Dumping your USB
By mpi on Thursday 29 March 2018, - USB - Permalink
One of the many new features of OpenBSD 6.3 is the possibility to dump USB traffic to userland via bpf(4). This can be done with tcpdump(8) by specifying a USB bus as interface:
# tcpdump -Xx -i usb0 tcpdump: listening on usb0, link-type USBPCAP 12:28:03.317945 bus 0 < addr 1: ep1 intr 2 0000: 0400 .. 12:28:03.318018 bus 0 > addr 1: ep0 ctrl 8 0000: 00a3 0000 0002 0004 00 ......... [...]
As you might have noted I decided to implement the existing USBPcap capture format. A capture format is required because USB packets do not include all the necessary information to properly interpret them. I first thought I would implement libpcap's DLT_USB but then I quickly realize that this was not a standard. It is instead a FreeBSD specific format which has been since then renamed DLT_USB_FREEBSD.
But I didn't want to embrace xkcd #927, so I look at the existing formats: DLT_USB_FREEBSD, DLT_USB_LINUX, DLT_USB_LINUX_MMAPPED, DLT_USB_DARWIN and DLT_USBPCAP. I was first a bit sad to see that nobody could agree on a common format then I moved on and picked the simplest one: USBPcap.

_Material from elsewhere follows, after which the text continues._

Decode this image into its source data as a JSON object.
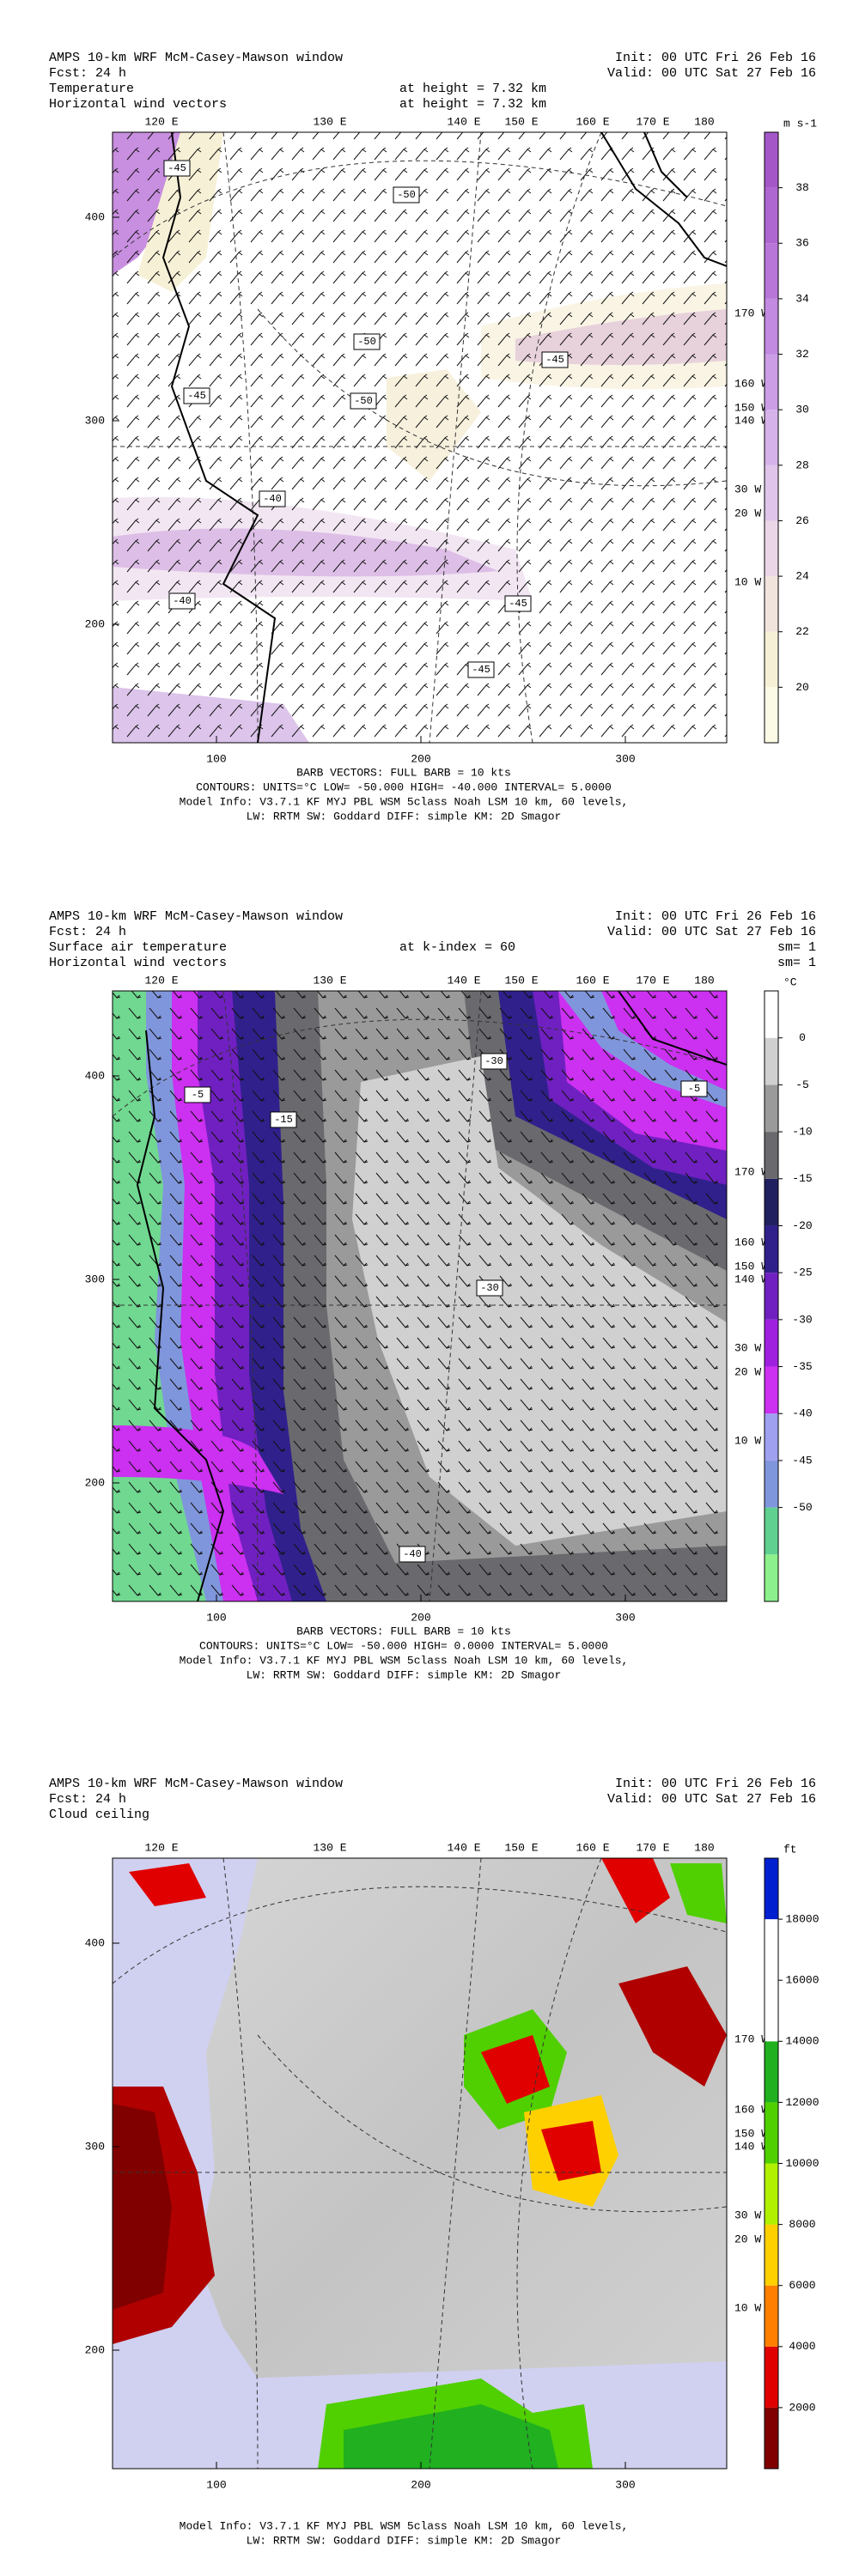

Implementing an already existing format gives us out-of-box support for all the tools supporting it. That's why having common formats let us share our energy. In the case of USBPcap it is already supported by Wireshark, so you can already inspect your packet graphically. For that you need to first capture raw packets:
# tcpdump -s 3303 -w usb.pcap -i usb0 tcpdump: listening on usb0, link-type USBPCAP ^C 208 packets received by filter 0 packets dropped by kernel
USB packets can be quite big, that's why I'm not using tcpdump(8)'s default packet size. In this case, I want to make sure I can dump the complete uaudio(4) frames.
Once the capture completed, time to look at it:

It is important to say that what is dumped to userland is what the USB stack sees. Packets sent on the wire might differ, especially when it comes to retries and timing. So this feature is not here to replace any USB analyser, however I hope that it will help people understand how things work and what the USB stack is doing. Even I found some interesting timing issues while implementing isochronous support.